National Commodities Futures Exam (Series 3): Full Comparison

If you're weighing the National Commodities Futures Exam (Series 3) against the Futures Managed Funds Exam (Series 31), it helps to understand that these two exams sit at very different points in a futures professional's career. The Series 3 is a comprehensive entry-level qualification for anyone who solicits or supervises futures and options-on-futures business, while the Series 31 is a narrower exam covering managed futures funds and commodity pool participations. In most cases, the Series 3 is a prerequisite pathway to — not a substitute for — the more specialized Series 31.

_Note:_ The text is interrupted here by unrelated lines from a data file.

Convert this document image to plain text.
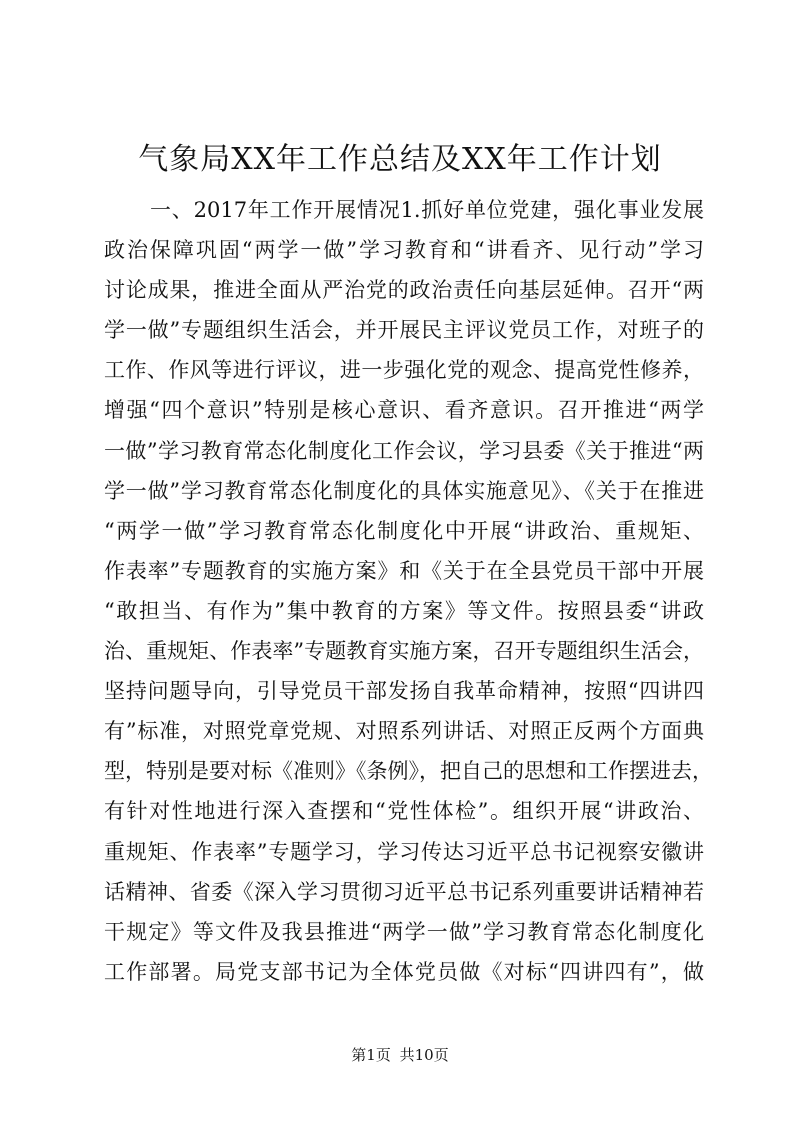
气象局XX年工作总结及XX年工作计划
一、2017年工作开展情况1.抓好单位党建，强化事业发展
政治保障巩固“两学一做”学习教育和“讲看齐、见行动”学习
讨论成果，推进全面从严治党的政治责任向基层延伸。召开“两
学一做”专题组织生活会，并开展民主评议党员工作，对班子的
工作、作风等进行评议，进一步强化党的观念、提高党性修养，
增强“四个意识”特别是核心意识、看齐意识。召开推进“两学
一做”学习教育常态化制度化工作会议，学习县委《关于推进“两
学一做”学习教育常态化制度化的具体实施意见》、《关于在推进
“两学一做”学习教育常态化制度化中开展“讲政治、重规矩、
作表率”专题教育的实施方案》和《关于在全县党员干部中开展
“敢担当、有作为”集中教育的方案》等文件。按照县委“讲政
治、重规矩、作表率”专题教育实施方案，召开专题组织生活会，
坚持问题导向，引导党员干部发扬自我革命精神，按照“四讲四
有”标准，对照党章党规、对照系列讲话、对照正反两个方面典
型，特别是要对标《准则》《条例》，把自己的思想和工作摆进去，
有针对性地进行深入查摆和“党性体检”。组织开展“讲政治、
重规矩、作表率”专题学习，学习传达习近平总书记视察安徽讲
话精神、省委《深入学习贯彻习近平总书记系列重要讲话精神若
干规定》等文件及我县推进“两学一做”学习教育常态化制度化
工作部署。局党支部书记为全体党员做《对标“四讲四有”，做
第1页 共10页
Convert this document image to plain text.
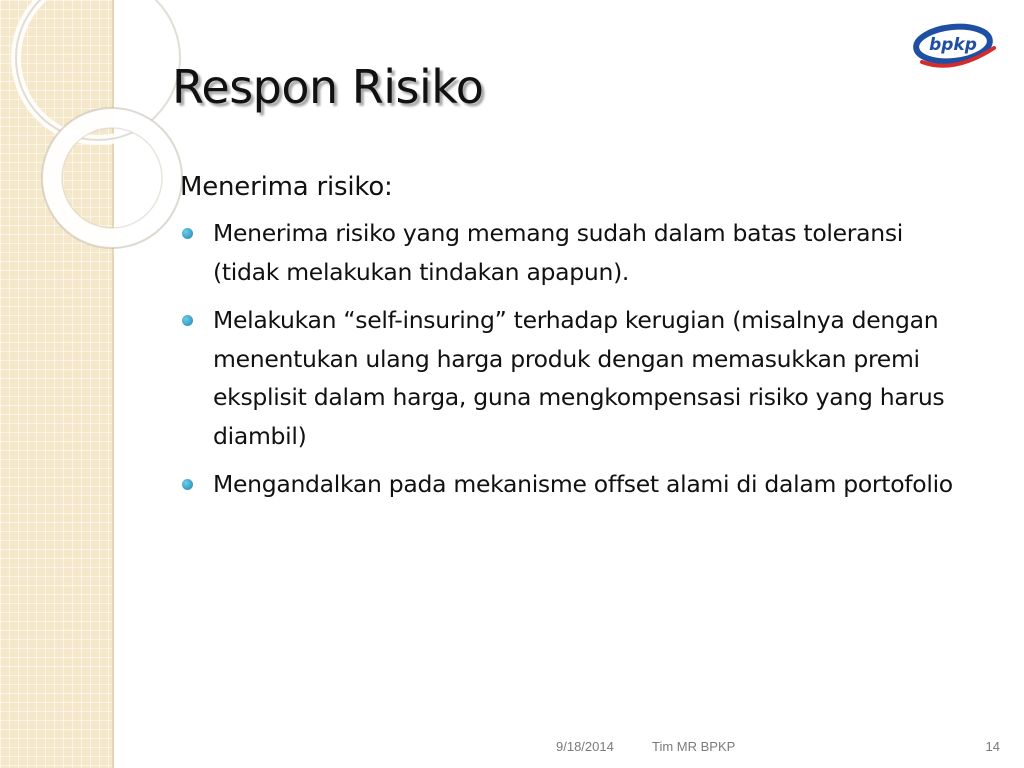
bpkp
Respon Risiko

Menerima risiko:

Menerima risiko yang memang sudah dalam batas toleransi (tidak melakukan tindakan apapun).
Melakukan “self-insuring” terhadap kerugian (misalnya dengan menentukan ulang harga produk dengan memasukkan premi eksplisit dalam harga, guna mengkompensasi risiko yang harus diambil)
Mengandalkan pada mekanisme offset alami di dalam portofolio
9/18/2014	Tim MR BPKP	14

Frequently asked questions

Do I need to pass the Series 3 before taking the Series 31?

The Series 31 is a limited registration for managed futures funds, and it is commonly pursued by professionals who already work within the broader futures business that the Series 3 qualifies you for. Because the Series 3 covers the entire futures and options-on-futures landscape, it typically serves as the foundational exam, while the Series 31 addresses a specialized subset. Confirm the exact current requirement with FINRA or the NFA, as registration rules govern which exam your specific role demands.

How hard is the Series 3 compared to the Series 31?

The Series 3 is the broader and generally more demanding exam, with 120 questions to be completed in 150 minutes and a 70% pass mark on each part. The Series 31 is narrower in scope, concentrating only on managed futures funds and commodity pools, so it usually involves less material to master. That said, the specialized rules on the Series 31 still require focused study.

How much does the Series 3 exam cost?

The Series 3 exam fee is $140. The Series 31 fee is set separately, so verify it directly with the administering organization when you plan your registration budget.